Former Premier Basketball League Basketball Team

The Bluegrass Stallions were a basketball team in the Premier Basketball League. They debuted in the American Basketball Association in 2009–10. The Stallions' first head coach was Kyle Macy, a former Kentucky Wildcats three-time All-American college basketball player.

==2009-2010 season==
Based in Lexington, Kentucky, the Stallions began playing at the indoor arena at the Kentucky Horse Park, but moved home games in January 2010 first to Corbin, KY and then to Lexington Christian Academy high school gymnasium due to conflicts with Horse Park management.
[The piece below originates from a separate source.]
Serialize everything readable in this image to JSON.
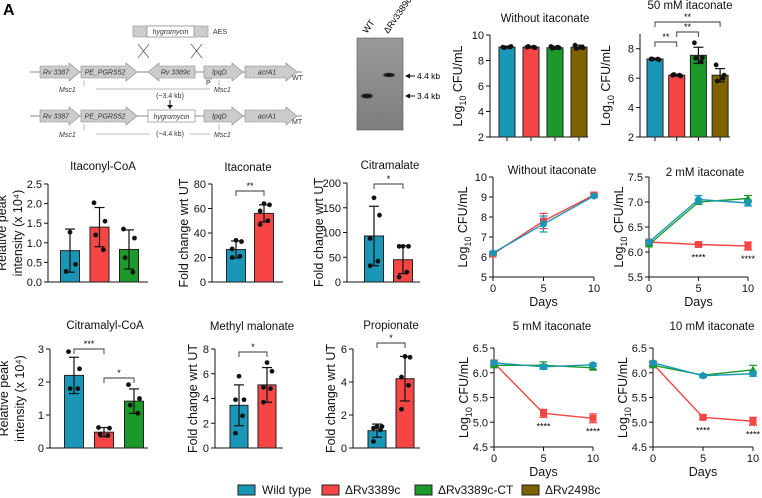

They finished their turbulent inaugural season by losing in the playoff semifinals, and placing guard Bobby Perry as second team and center Lukasz Obrzut as third team all-ABA.

==2010-2011 season==
After the season, the Stallions attempted to form the Basketball Federation of America after a dispute with the ABA, where Stallions then-owner Tony Chase stated "The ABA will still exist, but I do not intend to be a part of that disorganized league next year. That is why this league has been formed." However, Chase sold his interest in the team to his partners, joined the PBL as CEO and the Stallions went with him to the new league. The team moved their home games to Georgetown College, in Georgetown, Kentucky.

On 19 April 2011, in a post on the forums about basketball at the "Our Sports Central" website, a poster who had previously been identified as the Bluegrass Stallions's Tony Chase stated that the Stallions had formally withdrawn from the league privately earlier.